Не сообразив сразу, как ответить на это унижение, вытаскиваю из кармана визитную карточку Айсте Зубовайте и тренькаю по ней ногтями. Взгляд Нямуните вцепляется в белый прямоугольничек, кажется, сейчас схватит и вырвет. Ее сильная белая ладонь с удовольствием хлестнула бы меня по физиономии, чтобы искры из глаз посыпались, не сомневаюсь в этом. Уже не холодная красавица — злющая, готовая клюнуть хищная птица.
— Ах, извините! Ведь это больничный инвентарь? — протягиваю ей карточку. — Что ж, обойдусь без десятки.
— Да уж берите. — Она сует еще две пятерки, уже преисполненная женской, почти материнской снисходительности.
Хорошее дело — бумажки, шуршащие в кармане, который только что был пустым… Конечно, лучше бы полста, а то и пятьсот… пять тысяч, тогда бы чувствовал себя полноценным человеком: ’’Жигули-люкс»? Беру! Арабский ковер? Заверните! Не мелочился бы: сдачу оставьте себе на чай! А вдруг стал бы походить на муженька Жаленене, на этого Стяпонаса, жадного, все сующего себе за щеку хомяка? Даже думать о нем тошно, саму Жаленене осуждать не тороплюсь, а он… апельсиновые корки в газету заворачивает, чтобы соседям глаза не мозолили.
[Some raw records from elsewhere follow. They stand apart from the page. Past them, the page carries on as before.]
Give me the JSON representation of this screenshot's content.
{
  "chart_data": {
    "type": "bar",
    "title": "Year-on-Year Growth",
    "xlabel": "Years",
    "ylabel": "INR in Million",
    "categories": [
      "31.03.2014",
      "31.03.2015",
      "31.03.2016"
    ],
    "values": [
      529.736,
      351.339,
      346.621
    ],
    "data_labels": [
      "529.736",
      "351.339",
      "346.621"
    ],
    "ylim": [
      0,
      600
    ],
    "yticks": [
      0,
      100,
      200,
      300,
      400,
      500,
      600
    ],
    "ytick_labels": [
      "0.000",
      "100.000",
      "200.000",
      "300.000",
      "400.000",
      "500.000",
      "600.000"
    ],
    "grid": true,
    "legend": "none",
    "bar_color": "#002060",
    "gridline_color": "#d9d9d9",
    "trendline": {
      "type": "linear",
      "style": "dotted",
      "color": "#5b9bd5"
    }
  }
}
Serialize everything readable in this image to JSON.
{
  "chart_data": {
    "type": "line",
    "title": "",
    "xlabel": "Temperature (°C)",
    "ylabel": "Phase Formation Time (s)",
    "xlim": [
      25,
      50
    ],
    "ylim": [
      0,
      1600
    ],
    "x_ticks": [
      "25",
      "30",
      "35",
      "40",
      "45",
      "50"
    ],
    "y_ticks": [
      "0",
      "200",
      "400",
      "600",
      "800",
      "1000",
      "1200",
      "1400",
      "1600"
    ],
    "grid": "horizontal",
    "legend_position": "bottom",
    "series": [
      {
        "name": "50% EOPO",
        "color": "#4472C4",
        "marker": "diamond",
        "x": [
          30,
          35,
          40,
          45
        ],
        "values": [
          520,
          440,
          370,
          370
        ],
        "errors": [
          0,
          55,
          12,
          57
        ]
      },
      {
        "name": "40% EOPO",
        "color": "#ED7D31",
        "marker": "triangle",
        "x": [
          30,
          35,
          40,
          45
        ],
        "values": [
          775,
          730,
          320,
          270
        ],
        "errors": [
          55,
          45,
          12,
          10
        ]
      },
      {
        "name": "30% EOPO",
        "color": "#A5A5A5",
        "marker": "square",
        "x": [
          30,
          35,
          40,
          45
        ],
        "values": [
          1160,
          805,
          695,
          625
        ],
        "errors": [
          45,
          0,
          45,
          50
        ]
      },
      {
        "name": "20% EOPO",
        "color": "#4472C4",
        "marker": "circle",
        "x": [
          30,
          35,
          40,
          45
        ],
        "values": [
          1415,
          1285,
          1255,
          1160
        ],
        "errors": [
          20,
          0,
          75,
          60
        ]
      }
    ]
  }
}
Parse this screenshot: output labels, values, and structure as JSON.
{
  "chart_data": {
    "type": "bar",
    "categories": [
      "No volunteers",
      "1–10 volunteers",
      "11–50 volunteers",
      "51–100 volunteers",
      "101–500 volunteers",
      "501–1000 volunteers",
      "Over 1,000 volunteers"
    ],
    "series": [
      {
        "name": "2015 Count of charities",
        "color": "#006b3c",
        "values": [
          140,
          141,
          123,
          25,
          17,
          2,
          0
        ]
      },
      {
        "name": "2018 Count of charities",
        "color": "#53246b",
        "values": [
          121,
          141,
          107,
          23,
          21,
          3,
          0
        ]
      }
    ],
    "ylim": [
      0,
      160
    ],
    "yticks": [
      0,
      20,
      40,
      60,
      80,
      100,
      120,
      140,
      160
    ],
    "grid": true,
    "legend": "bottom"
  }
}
Пить не тянет. Я еще не пал так низко, чтобы заливать неудачи водкой, может быть, и Сизоносого яростно ненавижу, потому что ползучая его тень напоминает мне финиш всех неудачников и слабовольных. Однако на этот раз выпью — культурно, интеллигентно, чтобы некая Нямуните могла гордиться тем, как прекрасно выполнила свой долг.
Шмыгнул в кафе за углом, клиентов мало, приятно поблескивают некрашеные, только покрытые лаком доски стен. Без промедления протопала к столику девчонка, еще не уставшая, не жалующаяся на судьбу, над наштукатуренным личиком, как нимб, высокий серебристый парик.
— Плиз, мисс! Один «Чинзано», а если кончился — «Реми-Мартини».
— Что, что?
Серебряный паричок явно из-за океана, но девочка может обидеться, распустит глотку местного происхождения, и я тороплюсь заключить перемирие:
— Пятьдесят граммов грузинского. И кофе, детка!
— Так бы и говорили, а то болтают невесть что, отвечает девчонка на хорошем литовском и бесплатно одаривает улыбкой.
Прихлебываю медленно, чересчур медленно — торговая точка может не выполнить плана, улыбка на крашеных губках вянет.
— Еще что-нибудь? Или уже уходите?
— Разве что «Реми-Мартини»… Нету? Тогда плачу. Долларов разменять не успел, фунтов тоже. Минуточку! Прошу…
Пятерка моя пропахла больницей, точно ее в растворе карболки держали. Только разгладил ее на столике, замельтешил в глазах пестрый водоворот: отец, Айсте Зубовайте, Нямуните, Казюкенас. Медленно проникает в душу отрезвляющий холодок, а ведь и сам чуть не пропитался этим запахом, едва не пустился вприпрыжку за блуждающим огоньком, который исчезнет в тумане, прежде чем удастся приблизиться к нему! И этот Казюкенас, охраняемый отцом как зеница ока… Что я о нем знаю? Что еще узнаю? Видел его, слышал, какое-то обаяние в нем, живой магнит — отца, Зубовайте притянул, Нямуните… Но хватит ли у этого магнита силы поднять их всех? Ведь он с изъяном, с трещинкой… Да, Казюкенас не рядовой пациент, такие встречаются редко и от всей твоей прежней жизни камня на камне не оставляют… Интересно, конечно, было бы сунуться поближе, но кто он мне, этот Казюкенас, чтобы по его милости обнюхивать каждый попавший в руки банкнот и стегать свое грешное тело крапивой?